Subclinical myocarditis is prevalent in RA, as evidenced by myocardial inflammation in up to 20–40% of RA patients without clinical CVD as assessed by cardiac FDG PET/CT (17) or by late gadolinium uptake on cardiac magnetic resonance (CMR) imaging in other RA cohorts (28–31). It is postulated that persistent myocardial inflammation leads to LV wall fibrosis and stiffness (with concurrent myocardial endothelial damage, microvascular dysfunction and reduced perfusion), and then altered LV function (32). Surprisingly, we found no association in multivariable analyses of myocardial mean or max SUV with baseline or followup composite DD. Since most studies of myocardial inflammation report imaging findings at only one time point, it is unclear whether myocardial inflammation is transient or persistent and recurrent. If transient, it may not constitute a significant contributor to the development of DD.. We previously reported that 29% of the RHYTHM RA cohort had reduced MFR even after adjusting for CAC scores, and that lower MFR was associated with higher LAVI but not E/e’ at baseline (16). In the present studies, we did not identify MFR as a predictor of worsening DD over time.
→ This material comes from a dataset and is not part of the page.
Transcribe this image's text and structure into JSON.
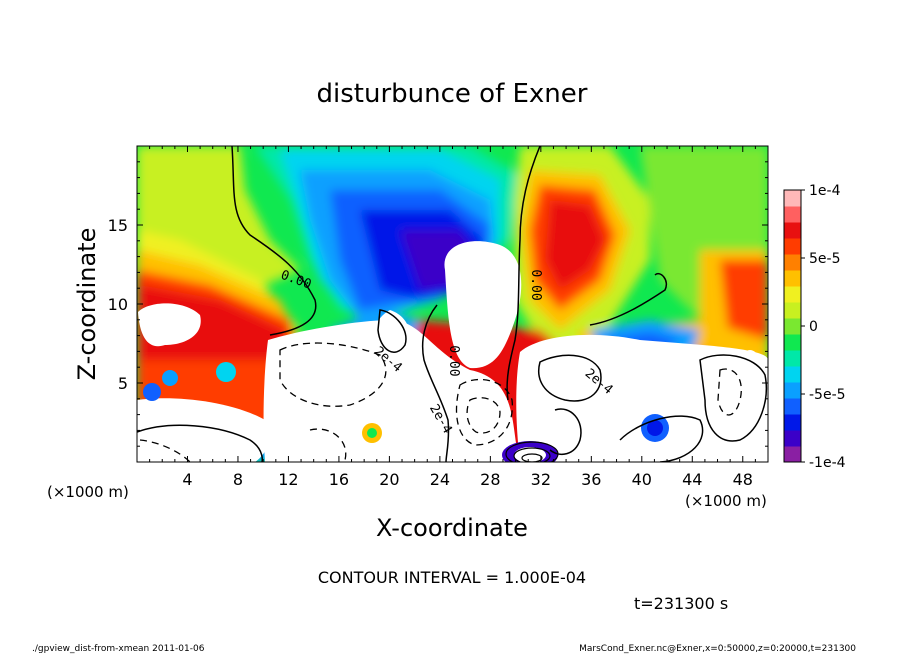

The main strengths of this study are the large baseline sample size (> 150) of RA patients without clinical CVD, and the extensive cardiac phenotyping that included a comprehensive set of echocardiography measures, novel measures of myocardial inflammation and /perfusion, cardiac biomarkers, a measure of atherosclerosis, and followup echocardiography in a significant number of the original cohort. Limitations include the absence of matched non-RA controls that preclude direct comparisons, but previous data confirm a higher rate of DD in RA vs non-RA without clinical HF. While we incorporated change in RA disease activity over time by averaging disease activity scores in regression models, as well as any change in RA DMARD treatment on followup, treatment was not assigned or randomized, which limits our interpretation of these findings as associations but not causality. Although the number of patients who returned for followup was limited (about a 1/3 of the baseline cohort), we did note significant declines in several key diastolic parameters.